Disclosure, or lack thereof, simply offends my sensibilities. This is my biggest issue. Let’s take the company referral. The company gives the agent the name of the home buyer or seller which has been generated either through their company website or through their relocation department. I will use some typical numbers to illustrate what will happen. Let’s assume that the agent is on a 75% split with the Broker (25% of every commission check goes to the company). If the client is a referral client, the agent will agree to pay anywhere from 25 to 30% off the top for the privilege of being handed the lead. After that, the agent will agree to a reduced split of 50 or 60%. I’ll let you check my math, but the result is that on a $500,000 purchase or sale, the agent stands to “pay” approximately $5,000 dollars for this client.

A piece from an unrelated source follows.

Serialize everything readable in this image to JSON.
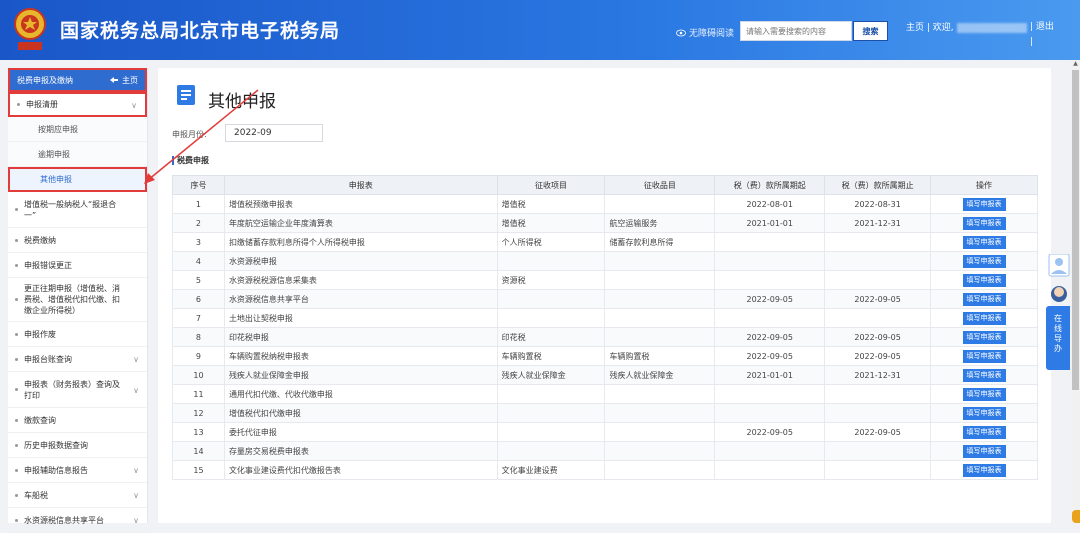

The first unwritten rule in accepting the referral is that you never discuss the financial arrangements of this referral with the client. Now, in the case of many relocation company arrangements, the referral fee is obviously in place to offset the costs to the employer of paying the employee’s moving or selling expenses. If my real estate agent’s fee is covered by my company, this whole argument is really of no interest to me. But, fully-comped employer moves are becoming more of a rarity. For all of the other referred consumers, do you think that they might like to know that there was a $5,000 price tag on their head? Do you think that, armed with this knowledge, they might see a benefit to cutting out the referring middle man? You betcha.
Next is the agent to agent referral. This is carpet bagging at its worst and can even take the form of outright theft. Years ago, I received a “come list me” call from a homeowner in my area. At the meeting, they explained that they were relocating to Texas. They knew me through my marketing and reputation, their friends had highly recommended me, and they “always knew” that when they sold their home, they would call me. Prior to making the call, however, they had made an advance trip to Texas to look at homes. They explained to the Texas agent they found that they knew they would be calling me to sell their San Diego home when they returned, at which point he convinced them that he would facilitate the process (“get the ball rolling”) by making the referral on their behalf. And refer he did. When their home closed escrow, I received 50% less than I would have absent the Texas agent’s helpful facilitation, and that agent and my company took the balance. I couldn’t (wouldn’t) tell my clients this, yet it was their money that had been stolen. Sleezy, underhanded, and absolutely legal. The agent worked the system to his advantage and got the goods.
So, should we do away with referral fees altogether as Doug suggests? It will never happen. The answer is transparency, which will in turn allow the client to decide. It is, afterall, their money. The last time Steve and I referred a client to an out of area agent, we disclosed the referral fee to our client and credited them a portion in escrow. All above board, all discussed like big boys and girls, and to everyones benefit. More recently, I met with buyers relocating from out of state. Knowing they were a military family and knowing that USAA has a buyer rebate referral program, I made a preemptive strike. I acknowledged it and agreed to match the concession to avoid the whole referral system mess. We both win.
How we achieve the needed transparency is the question. Knowing that the agents either won’t disclose the extent to which your business is being bartered or that they reside in a company culture that discourages disclosure, I see much of the responsibility for change falling squarely in the laps of the consumers. It is unfortunate, but it is. Any time you as a home buyer or seller find yourself in a situation where a third party has a role, demand to know the specifics. You may not know it, but you could be leaving your money on the table for someone to steal.